Yagi hocha la tête :
-La boucle doit-être bouclée. Il est temps que mon combat contre Endeavor se termine.
-Voilà ce que je voulais entendre.
-Et toi ? Que feras-tu pendant que je me confronterai à l'Empereur ? Shoto hésita. Mais son hésitation confirma ce que soupçonnait déjà Yagi. Sois prudent mon garçon. Mais surtout, ne laisse pas ta colère te guider. Tu es bien plus que de la haine. Mène tes soldats correctement, et réussis cette mission à la perfection. Remémore-toi tout ce que je ta mère et moi-même t'avons enseigné. Et gagne. Gagne de la bonne manière.
Étrangement, Shoto se sentit redevenir enfant de nouveau. Les conseils de son mentor lui réchauffèrent le cœur, et pour montrer sa reconnaissance, il s'inclina longuement en disant :
-Vous avez été pour Katsuki, Izuku et moi un merveilleux mentor. Et pour ma mère, un merveilleux ami. Je suis reconnaissant qu'elle vous ait eu, et de ce que vous avez fait pour nous. Merci monsieur Yagi.

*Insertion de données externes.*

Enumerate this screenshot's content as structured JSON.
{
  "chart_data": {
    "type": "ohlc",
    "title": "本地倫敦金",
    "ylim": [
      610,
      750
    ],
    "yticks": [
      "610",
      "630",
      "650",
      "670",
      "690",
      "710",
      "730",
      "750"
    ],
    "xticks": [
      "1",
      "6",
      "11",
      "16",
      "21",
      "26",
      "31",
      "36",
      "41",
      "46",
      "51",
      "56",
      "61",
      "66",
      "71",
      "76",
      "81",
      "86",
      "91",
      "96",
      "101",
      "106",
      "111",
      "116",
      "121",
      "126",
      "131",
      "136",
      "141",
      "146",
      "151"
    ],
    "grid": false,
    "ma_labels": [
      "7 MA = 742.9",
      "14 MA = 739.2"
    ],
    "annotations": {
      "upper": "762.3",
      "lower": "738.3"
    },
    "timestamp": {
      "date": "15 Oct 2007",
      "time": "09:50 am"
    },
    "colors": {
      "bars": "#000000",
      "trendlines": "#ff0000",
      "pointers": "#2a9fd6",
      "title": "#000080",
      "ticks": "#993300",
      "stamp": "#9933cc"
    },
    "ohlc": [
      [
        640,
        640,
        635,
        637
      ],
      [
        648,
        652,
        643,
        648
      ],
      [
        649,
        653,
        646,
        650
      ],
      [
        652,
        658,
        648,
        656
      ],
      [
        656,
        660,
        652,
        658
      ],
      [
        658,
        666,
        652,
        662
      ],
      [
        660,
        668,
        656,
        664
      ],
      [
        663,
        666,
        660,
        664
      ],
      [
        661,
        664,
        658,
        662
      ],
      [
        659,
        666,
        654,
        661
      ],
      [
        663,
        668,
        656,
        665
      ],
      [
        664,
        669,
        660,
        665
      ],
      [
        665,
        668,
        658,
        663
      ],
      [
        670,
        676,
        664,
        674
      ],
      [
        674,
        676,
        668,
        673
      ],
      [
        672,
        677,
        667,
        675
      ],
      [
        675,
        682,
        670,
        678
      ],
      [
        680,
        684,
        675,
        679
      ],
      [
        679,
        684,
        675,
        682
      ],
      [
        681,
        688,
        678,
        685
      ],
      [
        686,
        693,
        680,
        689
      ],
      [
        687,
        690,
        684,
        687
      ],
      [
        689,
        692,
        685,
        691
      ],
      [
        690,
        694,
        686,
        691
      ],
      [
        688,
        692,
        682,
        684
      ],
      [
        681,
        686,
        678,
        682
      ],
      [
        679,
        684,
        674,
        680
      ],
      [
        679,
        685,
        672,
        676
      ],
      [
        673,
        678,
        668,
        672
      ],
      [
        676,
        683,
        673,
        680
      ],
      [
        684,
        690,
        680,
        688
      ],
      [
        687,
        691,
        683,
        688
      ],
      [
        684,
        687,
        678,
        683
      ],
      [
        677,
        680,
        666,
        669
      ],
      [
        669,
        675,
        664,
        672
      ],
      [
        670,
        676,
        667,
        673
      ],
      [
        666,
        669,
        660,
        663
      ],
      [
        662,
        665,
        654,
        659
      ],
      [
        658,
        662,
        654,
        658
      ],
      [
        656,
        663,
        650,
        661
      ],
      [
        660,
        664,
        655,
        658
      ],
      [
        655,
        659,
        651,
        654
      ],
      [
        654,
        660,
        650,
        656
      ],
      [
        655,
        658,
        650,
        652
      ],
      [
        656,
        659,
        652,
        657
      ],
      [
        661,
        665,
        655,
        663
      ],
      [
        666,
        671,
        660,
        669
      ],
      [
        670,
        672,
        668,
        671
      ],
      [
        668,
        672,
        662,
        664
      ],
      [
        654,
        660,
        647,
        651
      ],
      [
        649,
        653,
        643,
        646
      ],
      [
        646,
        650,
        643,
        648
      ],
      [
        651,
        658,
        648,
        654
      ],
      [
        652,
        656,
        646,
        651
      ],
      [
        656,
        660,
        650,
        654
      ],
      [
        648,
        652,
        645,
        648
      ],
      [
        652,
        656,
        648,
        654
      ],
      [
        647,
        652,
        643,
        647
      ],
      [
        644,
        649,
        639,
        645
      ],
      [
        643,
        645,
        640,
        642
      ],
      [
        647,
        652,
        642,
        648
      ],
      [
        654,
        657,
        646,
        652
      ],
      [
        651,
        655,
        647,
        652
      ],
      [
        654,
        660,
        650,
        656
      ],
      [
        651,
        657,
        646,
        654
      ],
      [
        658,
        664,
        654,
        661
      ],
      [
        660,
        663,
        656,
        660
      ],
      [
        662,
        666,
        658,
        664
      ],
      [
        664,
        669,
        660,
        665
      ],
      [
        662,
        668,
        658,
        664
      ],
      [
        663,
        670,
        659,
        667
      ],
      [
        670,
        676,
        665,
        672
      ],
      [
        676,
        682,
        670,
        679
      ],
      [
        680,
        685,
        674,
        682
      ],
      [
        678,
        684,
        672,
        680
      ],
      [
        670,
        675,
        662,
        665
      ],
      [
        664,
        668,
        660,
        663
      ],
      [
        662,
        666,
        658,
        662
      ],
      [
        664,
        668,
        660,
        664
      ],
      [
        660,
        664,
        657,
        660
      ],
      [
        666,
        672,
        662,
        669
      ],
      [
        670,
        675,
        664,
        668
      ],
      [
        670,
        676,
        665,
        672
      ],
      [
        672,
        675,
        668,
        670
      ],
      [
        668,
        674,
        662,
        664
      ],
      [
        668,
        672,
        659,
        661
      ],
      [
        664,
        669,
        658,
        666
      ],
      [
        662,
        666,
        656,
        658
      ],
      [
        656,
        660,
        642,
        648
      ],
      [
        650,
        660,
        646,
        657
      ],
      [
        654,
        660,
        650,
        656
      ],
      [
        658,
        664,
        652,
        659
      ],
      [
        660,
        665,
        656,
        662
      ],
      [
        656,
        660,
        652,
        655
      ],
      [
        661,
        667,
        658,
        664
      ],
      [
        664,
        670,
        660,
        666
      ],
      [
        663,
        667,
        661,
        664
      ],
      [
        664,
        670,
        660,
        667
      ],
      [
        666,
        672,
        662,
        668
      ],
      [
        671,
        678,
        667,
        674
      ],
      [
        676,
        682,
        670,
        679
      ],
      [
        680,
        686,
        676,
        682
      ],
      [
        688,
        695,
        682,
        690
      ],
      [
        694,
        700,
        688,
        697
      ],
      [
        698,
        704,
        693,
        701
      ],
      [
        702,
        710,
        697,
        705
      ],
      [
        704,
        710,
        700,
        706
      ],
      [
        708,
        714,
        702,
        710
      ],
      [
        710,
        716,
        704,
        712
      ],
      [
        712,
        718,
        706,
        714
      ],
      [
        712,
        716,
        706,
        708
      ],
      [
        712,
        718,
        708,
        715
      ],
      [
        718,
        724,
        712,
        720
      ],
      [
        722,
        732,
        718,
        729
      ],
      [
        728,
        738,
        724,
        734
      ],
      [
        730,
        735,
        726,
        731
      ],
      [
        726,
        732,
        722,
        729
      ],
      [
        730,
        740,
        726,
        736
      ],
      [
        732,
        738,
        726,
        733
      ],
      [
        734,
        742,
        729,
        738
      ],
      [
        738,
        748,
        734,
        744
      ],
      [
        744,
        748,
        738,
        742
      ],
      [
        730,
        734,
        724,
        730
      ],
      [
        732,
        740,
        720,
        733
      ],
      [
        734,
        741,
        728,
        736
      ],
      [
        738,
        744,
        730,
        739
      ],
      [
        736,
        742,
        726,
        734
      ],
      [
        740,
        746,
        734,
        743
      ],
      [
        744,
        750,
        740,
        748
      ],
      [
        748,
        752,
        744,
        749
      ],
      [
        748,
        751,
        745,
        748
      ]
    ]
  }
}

Après encore quelques secondes, Shoto se releva et sourit en voyant une larme sur le visage de l'homme. Le commandant revêtit ensuite son expression sérieuse.
-Commandant ? Demanda Mirio Togata, le premier centurion de la cohorte grecque.
Shoto hocha la tête et déclara à tous :
-Discrétion, discipline, efficacité. Préparez-vous à l'attaque.